PUBLIC PROGRAMS OFFERED 

The Boyd Hill Nature Park offers much that the public may not be immediately aware of. Every summer, Nature Day Camp is held at the Environmental Studies Area. Instructed by park personnel and dedicated volunteers, children hike through the woods, study plants and animals, make natural crafts and learn outdoor skills such as the use of a compass. The opportunities for educating St. Petersburg's young people toward an appreciation of nature are unlimited in this unique, green, quiet corner.

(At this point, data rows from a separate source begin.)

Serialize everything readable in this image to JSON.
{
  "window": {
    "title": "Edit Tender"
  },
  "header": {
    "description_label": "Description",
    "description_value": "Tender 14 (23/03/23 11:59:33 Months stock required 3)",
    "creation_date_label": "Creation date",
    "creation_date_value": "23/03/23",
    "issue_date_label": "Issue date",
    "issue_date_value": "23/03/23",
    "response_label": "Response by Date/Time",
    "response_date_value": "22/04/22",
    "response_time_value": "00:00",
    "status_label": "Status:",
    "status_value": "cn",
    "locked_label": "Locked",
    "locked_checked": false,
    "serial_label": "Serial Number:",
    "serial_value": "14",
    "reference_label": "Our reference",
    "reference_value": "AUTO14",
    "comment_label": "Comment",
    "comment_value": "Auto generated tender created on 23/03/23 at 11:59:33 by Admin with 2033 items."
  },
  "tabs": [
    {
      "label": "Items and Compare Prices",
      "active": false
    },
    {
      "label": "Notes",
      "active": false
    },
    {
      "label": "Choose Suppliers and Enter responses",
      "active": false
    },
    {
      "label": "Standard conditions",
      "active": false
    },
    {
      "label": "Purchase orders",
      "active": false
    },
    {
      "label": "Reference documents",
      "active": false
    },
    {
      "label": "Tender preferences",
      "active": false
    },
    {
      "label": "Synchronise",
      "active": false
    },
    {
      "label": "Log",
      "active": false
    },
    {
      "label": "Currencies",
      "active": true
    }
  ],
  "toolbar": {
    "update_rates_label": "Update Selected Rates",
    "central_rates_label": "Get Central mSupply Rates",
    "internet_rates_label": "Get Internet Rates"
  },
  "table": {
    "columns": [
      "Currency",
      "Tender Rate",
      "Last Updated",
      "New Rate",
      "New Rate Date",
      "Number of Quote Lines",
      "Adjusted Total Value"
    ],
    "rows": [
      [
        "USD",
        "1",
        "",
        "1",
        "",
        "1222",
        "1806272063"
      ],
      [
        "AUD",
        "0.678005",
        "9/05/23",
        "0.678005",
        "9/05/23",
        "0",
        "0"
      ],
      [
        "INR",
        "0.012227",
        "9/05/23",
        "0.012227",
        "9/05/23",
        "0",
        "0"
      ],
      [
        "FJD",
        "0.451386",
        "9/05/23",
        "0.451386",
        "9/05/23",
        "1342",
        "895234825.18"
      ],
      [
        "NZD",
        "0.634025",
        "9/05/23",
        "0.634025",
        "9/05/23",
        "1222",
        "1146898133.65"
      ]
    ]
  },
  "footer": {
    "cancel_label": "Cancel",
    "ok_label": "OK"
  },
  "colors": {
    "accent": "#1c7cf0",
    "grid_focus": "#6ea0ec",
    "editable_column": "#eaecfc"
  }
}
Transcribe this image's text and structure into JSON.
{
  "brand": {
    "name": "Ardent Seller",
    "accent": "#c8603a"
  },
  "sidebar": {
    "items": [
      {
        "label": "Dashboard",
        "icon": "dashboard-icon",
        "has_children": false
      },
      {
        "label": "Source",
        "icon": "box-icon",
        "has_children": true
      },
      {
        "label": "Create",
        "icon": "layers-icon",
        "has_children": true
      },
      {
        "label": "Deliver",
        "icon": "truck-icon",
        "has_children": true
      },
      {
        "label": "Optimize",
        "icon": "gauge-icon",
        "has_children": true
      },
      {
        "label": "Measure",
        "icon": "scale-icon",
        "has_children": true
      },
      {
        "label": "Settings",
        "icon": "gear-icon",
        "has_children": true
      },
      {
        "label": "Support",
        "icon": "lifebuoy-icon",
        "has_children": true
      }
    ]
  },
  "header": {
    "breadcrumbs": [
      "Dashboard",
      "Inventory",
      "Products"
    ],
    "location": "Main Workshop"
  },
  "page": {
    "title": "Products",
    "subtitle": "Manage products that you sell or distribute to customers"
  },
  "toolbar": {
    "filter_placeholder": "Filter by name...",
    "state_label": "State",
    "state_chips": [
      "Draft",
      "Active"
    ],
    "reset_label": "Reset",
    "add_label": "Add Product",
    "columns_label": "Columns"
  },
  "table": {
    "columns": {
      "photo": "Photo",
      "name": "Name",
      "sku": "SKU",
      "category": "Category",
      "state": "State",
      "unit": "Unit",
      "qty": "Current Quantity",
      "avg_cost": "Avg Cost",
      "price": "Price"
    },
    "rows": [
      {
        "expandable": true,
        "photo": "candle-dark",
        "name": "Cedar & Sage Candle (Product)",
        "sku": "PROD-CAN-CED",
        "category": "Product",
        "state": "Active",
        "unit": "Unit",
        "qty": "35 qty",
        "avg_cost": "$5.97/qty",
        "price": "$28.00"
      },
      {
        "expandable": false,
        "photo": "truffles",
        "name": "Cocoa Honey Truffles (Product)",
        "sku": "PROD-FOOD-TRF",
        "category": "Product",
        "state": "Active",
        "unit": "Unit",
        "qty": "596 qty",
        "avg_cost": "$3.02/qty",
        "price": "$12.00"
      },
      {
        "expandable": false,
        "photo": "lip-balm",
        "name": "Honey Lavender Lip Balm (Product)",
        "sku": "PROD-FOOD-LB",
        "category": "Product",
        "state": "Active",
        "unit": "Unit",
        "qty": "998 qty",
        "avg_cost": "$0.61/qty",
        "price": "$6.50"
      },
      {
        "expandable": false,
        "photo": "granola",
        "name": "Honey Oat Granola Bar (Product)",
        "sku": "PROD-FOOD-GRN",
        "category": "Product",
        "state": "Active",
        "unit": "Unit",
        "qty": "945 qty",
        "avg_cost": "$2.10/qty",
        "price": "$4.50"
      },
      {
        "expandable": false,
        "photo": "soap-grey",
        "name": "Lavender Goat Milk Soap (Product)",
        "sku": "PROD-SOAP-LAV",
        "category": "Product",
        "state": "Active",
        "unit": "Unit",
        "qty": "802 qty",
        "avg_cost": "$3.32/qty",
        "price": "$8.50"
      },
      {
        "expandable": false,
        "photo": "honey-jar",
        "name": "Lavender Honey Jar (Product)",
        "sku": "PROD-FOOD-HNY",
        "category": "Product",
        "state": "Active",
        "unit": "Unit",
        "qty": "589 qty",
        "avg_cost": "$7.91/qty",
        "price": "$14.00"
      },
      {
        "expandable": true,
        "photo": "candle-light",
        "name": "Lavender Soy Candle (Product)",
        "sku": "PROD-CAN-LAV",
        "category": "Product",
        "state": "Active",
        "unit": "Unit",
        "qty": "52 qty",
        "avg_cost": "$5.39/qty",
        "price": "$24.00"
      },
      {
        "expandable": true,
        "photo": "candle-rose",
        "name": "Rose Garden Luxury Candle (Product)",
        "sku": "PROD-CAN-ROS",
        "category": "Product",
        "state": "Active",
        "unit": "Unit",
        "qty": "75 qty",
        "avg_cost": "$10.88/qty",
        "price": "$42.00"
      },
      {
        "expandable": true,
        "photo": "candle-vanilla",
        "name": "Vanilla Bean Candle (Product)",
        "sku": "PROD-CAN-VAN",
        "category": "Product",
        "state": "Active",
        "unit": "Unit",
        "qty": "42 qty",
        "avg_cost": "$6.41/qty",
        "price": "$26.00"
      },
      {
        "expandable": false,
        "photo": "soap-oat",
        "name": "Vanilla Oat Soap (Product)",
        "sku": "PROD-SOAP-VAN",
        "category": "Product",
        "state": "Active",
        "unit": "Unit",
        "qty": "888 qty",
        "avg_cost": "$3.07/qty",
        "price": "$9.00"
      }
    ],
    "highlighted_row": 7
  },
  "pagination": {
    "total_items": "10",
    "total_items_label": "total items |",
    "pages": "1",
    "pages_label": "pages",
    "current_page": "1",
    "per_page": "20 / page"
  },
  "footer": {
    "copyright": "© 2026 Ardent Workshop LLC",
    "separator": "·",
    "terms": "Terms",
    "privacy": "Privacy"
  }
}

The park offers free lectures about nature-oriented subjects and free early morning bird walks are conducted by volunteers. The rangers conduct a night hike along the trails each month and wildflower walks are available in season. Public programs for all ages are offered both daytime and evening. Slide shows which take one on a narrated, visual tour of the park complex are offered free to various groups.

CONCLUSION 

This quiet corner of a sprawling city is so much more than just a nice place to walk on a sunny afternoon. It is a classroom, a playground, a camping area, a lecture room and a lovely setting for a wedding or a quiet picnic lunch. Boyd Hill Nature Park is, in the words of former manager Diana Kyle, "a forest, surrounded by urbanization, saved by a touch of forethought."